We also haven’t quite adjusted to logistics (taxes, rent, etc.) that are hopelessly muddled, what with company policy and the laws and rules of two vastly different countries. It’s been 18 months now, and I’m still confused by my pay stub. It probably has more lines than a 1040 tax form. All I know is that allowances and adjustments are generally good (read: more money), and obligations and contributions are generally bad (read: less money). If I’m ever on the stand for receiving a few more dollars than I should have, I’m going to look awfully stupid. “Yes, Your Honor, I have an MBA. Yes, I did take accounting (and passed). No, I have no idea exactly how line item 24b on my pay stub was calculated . . . can I just start my prison term now?”

But otherwise we’ve thoroughly adjusted to Singapore’s expat life.

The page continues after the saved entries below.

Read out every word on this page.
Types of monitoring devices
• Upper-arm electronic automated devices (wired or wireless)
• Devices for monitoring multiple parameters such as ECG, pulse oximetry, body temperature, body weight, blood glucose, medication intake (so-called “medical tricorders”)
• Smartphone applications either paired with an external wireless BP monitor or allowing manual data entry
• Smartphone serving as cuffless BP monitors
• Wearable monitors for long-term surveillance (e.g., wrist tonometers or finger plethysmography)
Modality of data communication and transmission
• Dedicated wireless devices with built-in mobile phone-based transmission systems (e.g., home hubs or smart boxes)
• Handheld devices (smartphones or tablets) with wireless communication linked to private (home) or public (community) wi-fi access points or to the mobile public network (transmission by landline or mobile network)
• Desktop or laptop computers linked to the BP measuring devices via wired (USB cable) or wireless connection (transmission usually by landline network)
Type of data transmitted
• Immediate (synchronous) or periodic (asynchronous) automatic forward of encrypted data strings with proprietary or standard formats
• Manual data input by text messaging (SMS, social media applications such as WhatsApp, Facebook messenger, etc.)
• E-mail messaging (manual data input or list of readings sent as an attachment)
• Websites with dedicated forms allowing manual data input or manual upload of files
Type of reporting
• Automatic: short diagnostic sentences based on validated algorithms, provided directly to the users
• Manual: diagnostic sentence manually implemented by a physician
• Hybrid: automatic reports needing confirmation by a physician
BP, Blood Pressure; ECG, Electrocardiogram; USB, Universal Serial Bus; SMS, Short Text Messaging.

We’re used to the way things work here, the way the environment looks and feels. Consequently, many of our blog posts have lost that wide-eyed wonder. It also means our next move, whenever that is, will be filled with its own re-adjustments. With one eye toward our eventual repatriation to the US, I have to admit: we really do like some things better in Singapore.

I’ll miss having US$2 lunches of noodle bowls or nasi padang. The lush greenery and sunshine also come to mind. And international air travel in Asia, especially through Changi Airport (ranked the world’s best for good reason), is so much more tolerable than flights in the US. I’ll also miss the community of expats and permanent residents (some with Singaporean spouses), where our differences serve as our common thread - not just to be tolerated but often to be acknowledged and talked about. Having lived this way for some time, I’ll probably blurt out a few politically incorrect things back in the States.

I’m sure there will be other things that sneak up on me - you never know exactly what you’ll miss until you actually make the transition. But at least I realize that more than a year of trying to adjust to and embrace living in Singapore has changed me. And for better or worse, it means I’ll probably think of life in the US differently than when I left.